Write query plan first and run only when needed, i.e. collect()

the lazy API:

  • has query optimizations like in (SQL). You tell it what to do not how to do it so it arranges the queries is the most optimal way
  • allows to work with larger than memory datasets using streaming
  • list of optimizations - all is related to optimal query planning
  • schema plays important role. The lazy API does type checking before running all expensive queries!
  • This Polars query optimizer MUST be able to infer the schema at every step of the query plan (hence .pivot() operation is not available - creates columns from values coming in one column). The optimizer does not know in advance these column names
  • visualize optimizations using .show_graph() read from bottom to top. sigma is (filtering rows), pi is projection (filtering columns) -> here you will see how polars does predicate pushdown and projection pushdown
  • Remember that LazyFrames are query plans i.e. a promise on computation and is not guaranteed to cache common subplans.
  • sinks - saving data to disk without the need to load the whole dataset in memory. Process data in batches/chunks. I.e. we are streaming the results to storage

Tricks

pl.scan_csv or pl.scan_parquet

  • read files larger than memory
# With the default collect method Polars processes all of your data as one batch.
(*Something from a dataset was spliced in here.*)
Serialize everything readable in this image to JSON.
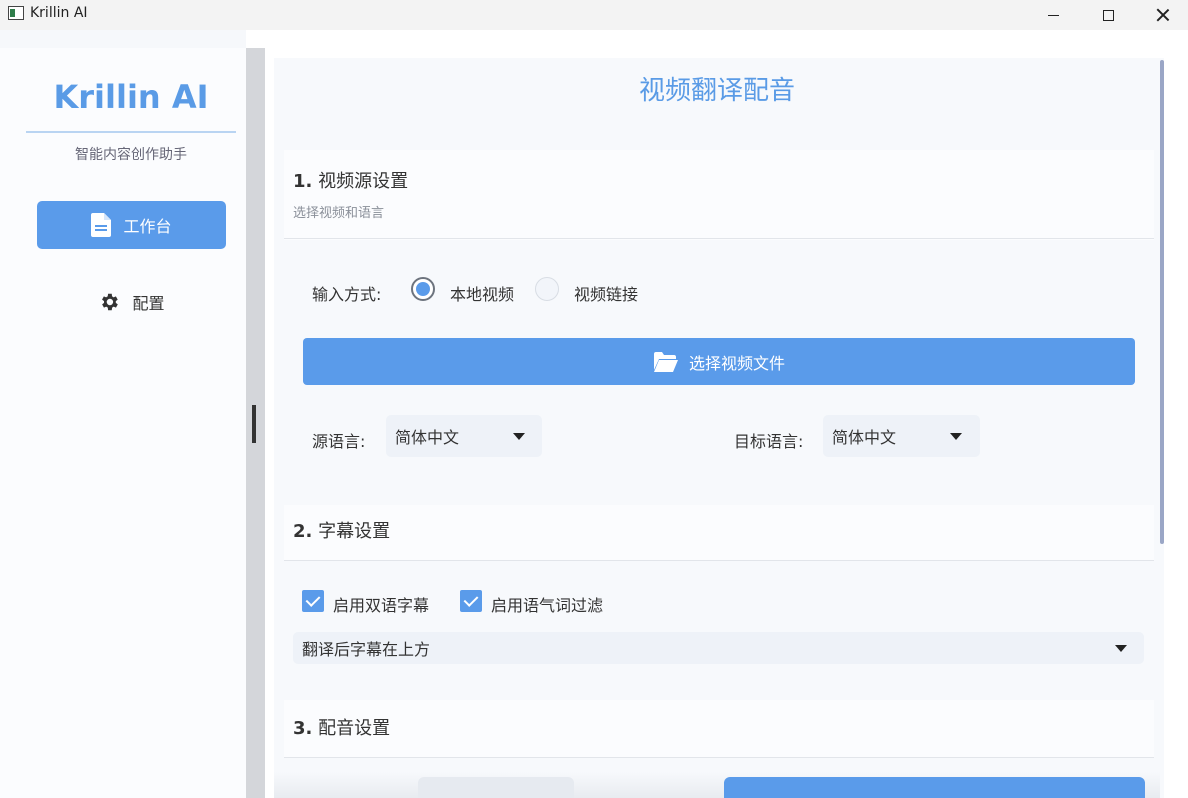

This means that all the data has to fit into your available memory at the point of peak memory usage in your query.
# So do: 
.collect(engine='streaming') # to read datasets thar are larger than memory
  • Sink
# sink = streaming data to storage - saving in batches
lf = scan_csv("my_dataset/*.csv").filter(pl.all().is_not_null())
lf.sink_parquet(
    pl.PartitionMaxSize(
        "my_table_{part}.parquet"
        max_size=512_000
    )
)

# creates
# my_table_0.parquet
# my_table_1.parquet
# ...
# my_table_n.parquet
  • diverging queries (kind of caching..)
  • Multiplexing queries! (also group_by does not guarantee order)
# Some expensive LazyFrame
lf: LazyFrame

lf_1 = LazyFrame.select(pl.all().sum())

lf_2 = lf.some_other_computation()

pl.collect_all([lf_1, lf_2]) # this will execute lf only once!